Le soir, Bas-du-Bourg, le quartier le plus populaire de la ville de Basse-Terre, quartier dit "malfamé", lieu de jeux, de bagarres, bik de soûlards, de vyé-nèg, de musique, de danse, brasse une population hétéroclite en quête de divertissements nocturnes : des riverains, des marins, des dockers, des Haïtiens, des Dominicais, des gens venus d’autres villes (dont Pointe-à-Pitre). Ici, le gwo-tanbou inlassablement frappé, fait résonner ses éclats tandis que - comme le veut la coutume en Basse-Terre - deux baguettes le percutent dans un braké effréné… là, on chante sur un accompagnement rythmique du braké reproduit sur les tables, avec les mains, sur le sol avec les pieds…, chacun puisant dans ses traditions. Des pratiques musicales, des répertoires d’origines diverses se croisent et se mêlent et des formes musicales sans doute se créent dans ce Bas-du-Bourg, lieu incontournable de la création du gwosiwo…

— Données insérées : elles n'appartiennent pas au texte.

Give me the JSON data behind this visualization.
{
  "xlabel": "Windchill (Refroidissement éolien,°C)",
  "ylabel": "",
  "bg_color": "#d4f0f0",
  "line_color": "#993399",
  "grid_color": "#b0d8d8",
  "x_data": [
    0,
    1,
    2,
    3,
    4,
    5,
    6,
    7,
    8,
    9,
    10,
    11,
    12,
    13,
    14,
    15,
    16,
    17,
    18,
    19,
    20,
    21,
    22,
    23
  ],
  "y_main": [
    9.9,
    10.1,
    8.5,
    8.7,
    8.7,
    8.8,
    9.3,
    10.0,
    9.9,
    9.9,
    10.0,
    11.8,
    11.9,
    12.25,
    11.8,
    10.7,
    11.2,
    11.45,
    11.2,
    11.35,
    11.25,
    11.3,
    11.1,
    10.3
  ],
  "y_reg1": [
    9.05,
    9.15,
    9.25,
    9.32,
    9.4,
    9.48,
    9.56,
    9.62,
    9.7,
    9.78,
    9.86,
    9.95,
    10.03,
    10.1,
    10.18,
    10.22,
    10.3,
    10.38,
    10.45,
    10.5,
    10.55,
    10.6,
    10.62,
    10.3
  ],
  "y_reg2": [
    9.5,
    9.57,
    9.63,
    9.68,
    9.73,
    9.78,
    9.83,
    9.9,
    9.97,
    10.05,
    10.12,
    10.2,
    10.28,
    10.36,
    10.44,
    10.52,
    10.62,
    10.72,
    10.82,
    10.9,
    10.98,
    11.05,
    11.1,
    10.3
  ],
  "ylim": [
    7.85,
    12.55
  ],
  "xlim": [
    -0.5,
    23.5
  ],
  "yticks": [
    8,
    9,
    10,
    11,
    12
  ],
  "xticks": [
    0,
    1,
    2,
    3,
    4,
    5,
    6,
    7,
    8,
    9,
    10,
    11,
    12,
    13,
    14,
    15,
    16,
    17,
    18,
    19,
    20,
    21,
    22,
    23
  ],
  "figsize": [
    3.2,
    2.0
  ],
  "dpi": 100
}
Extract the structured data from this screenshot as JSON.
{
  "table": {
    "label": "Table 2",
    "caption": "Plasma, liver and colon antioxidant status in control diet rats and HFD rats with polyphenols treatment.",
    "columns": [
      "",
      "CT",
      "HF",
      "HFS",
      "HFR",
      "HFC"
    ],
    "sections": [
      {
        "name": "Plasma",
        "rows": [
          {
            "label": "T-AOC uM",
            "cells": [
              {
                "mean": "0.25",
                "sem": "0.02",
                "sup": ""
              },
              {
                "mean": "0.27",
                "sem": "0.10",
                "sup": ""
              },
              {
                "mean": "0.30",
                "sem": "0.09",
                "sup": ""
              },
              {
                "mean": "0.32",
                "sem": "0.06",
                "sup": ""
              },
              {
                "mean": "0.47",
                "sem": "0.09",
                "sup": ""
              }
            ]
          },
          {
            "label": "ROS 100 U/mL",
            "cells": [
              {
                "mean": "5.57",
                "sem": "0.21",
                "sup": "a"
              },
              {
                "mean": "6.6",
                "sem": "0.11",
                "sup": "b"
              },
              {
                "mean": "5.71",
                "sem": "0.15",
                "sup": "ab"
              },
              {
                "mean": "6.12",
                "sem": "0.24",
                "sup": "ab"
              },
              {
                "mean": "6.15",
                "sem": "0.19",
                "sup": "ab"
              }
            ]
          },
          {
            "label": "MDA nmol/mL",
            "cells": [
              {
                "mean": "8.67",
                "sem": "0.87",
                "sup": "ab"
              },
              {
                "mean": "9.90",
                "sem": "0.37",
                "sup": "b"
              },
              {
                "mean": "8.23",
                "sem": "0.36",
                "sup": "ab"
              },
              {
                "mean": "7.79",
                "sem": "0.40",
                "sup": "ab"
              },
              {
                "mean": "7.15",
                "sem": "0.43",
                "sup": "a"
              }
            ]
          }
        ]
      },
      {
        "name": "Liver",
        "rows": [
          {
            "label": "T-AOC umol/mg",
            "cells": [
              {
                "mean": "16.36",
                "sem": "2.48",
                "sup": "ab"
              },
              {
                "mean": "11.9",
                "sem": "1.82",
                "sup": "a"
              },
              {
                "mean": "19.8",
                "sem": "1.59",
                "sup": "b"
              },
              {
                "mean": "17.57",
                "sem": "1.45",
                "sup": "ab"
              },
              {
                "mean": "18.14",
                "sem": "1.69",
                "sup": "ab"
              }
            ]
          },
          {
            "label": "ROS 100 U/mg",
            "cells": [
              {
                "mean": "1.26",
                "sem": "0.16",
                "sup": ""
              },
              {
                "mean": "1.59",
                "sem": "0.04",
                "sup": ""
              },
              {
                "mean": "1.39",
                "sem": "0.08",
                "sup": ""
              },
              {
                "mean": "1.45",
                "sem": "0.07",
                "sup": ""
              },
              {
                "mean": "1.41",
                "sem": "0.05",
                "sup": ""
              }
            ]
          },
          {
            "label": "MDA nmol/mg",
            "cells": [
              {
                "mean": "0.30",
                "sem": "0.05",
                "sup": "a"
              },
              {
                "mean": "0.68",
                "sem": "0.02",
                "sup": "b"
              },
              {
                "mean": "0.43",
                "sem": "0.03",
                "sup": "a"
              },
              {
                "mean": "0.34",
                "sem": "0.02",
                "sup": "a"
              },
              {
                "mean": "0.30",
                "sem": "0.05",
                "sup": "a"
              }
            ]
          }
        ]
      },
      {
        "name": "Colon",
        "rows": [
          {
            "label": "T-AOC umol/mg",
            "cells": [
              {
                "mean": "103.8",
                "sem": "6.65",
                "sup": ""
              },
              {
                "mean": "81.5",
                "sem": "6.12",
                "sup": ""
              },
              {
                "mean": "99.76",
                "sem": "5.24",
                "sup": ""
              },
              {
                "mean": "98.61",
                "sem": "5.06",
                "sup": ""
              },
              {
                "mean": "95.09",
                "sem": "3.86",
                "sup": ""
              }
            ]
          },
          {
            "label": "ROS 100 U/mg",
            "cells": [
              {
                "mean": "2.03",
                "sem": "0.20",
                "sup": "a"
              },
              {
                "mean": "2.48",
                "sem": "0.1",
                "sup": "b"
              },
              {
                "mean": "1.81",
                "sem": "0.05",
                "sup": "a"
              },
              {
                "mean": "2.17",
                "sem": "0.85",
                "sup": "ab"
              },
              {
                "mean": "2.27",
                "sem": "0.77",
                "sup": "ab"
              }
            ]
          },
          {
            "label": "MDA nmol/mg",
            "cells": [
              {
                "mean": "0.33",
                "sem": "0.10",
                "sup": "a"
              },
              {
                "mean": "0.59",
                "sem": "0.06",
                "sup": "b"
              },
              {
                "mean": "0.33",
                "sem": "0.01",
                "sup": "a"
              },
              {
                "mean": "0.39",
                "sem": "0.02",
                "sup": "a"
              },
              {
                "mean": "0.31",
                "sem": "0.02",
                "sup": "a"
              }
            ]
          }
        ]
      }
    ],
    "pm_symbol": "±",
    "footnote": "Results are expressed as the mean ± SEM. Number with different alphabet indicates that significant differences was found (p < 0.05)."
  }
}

C'est de cette volonté que naquit le Mas Gwo Siwo, musique du peuple de Basse-Terre. Pourtant, loin de se cantonner uniquement à la ville de Basse-Terre, Voukoum est devenu l'autre pilier de la culture Mas de l'archipel au point de devenir l'un de ses ambassadeurs avec des voyages de représentations en France Hexagonale et même au-delà. Ne vous détrompez pas, Voukoum n'est pas uniquement un groupe de carnaval, car comme le dit lui-même Fred Démétrius, " Voukoum n'est pas un groupe de carnaval, mais un mouvement culturel et comme le carnaval fait partie des us et coutumes de la Guadeloupe, nous faisons du carnaval".
Avec les années, VOUKOUM n’a cessé de travailler pour la sauvegarde du patrimoine culturel guadeloupéen. C’est sa ligne directrice (LAREL VOUKOUM LA) : pour preuve, chaque année, ils sont nombreux à se presser pour venir assister au traditionnel " Dékatman a mas " du groupe. Le dékatman est l'événement incontournable durant lequel, le temps d'une soirée, le mouvement culturel dévoile l'ensemble de ses " Mas" créé depuis ses débuts.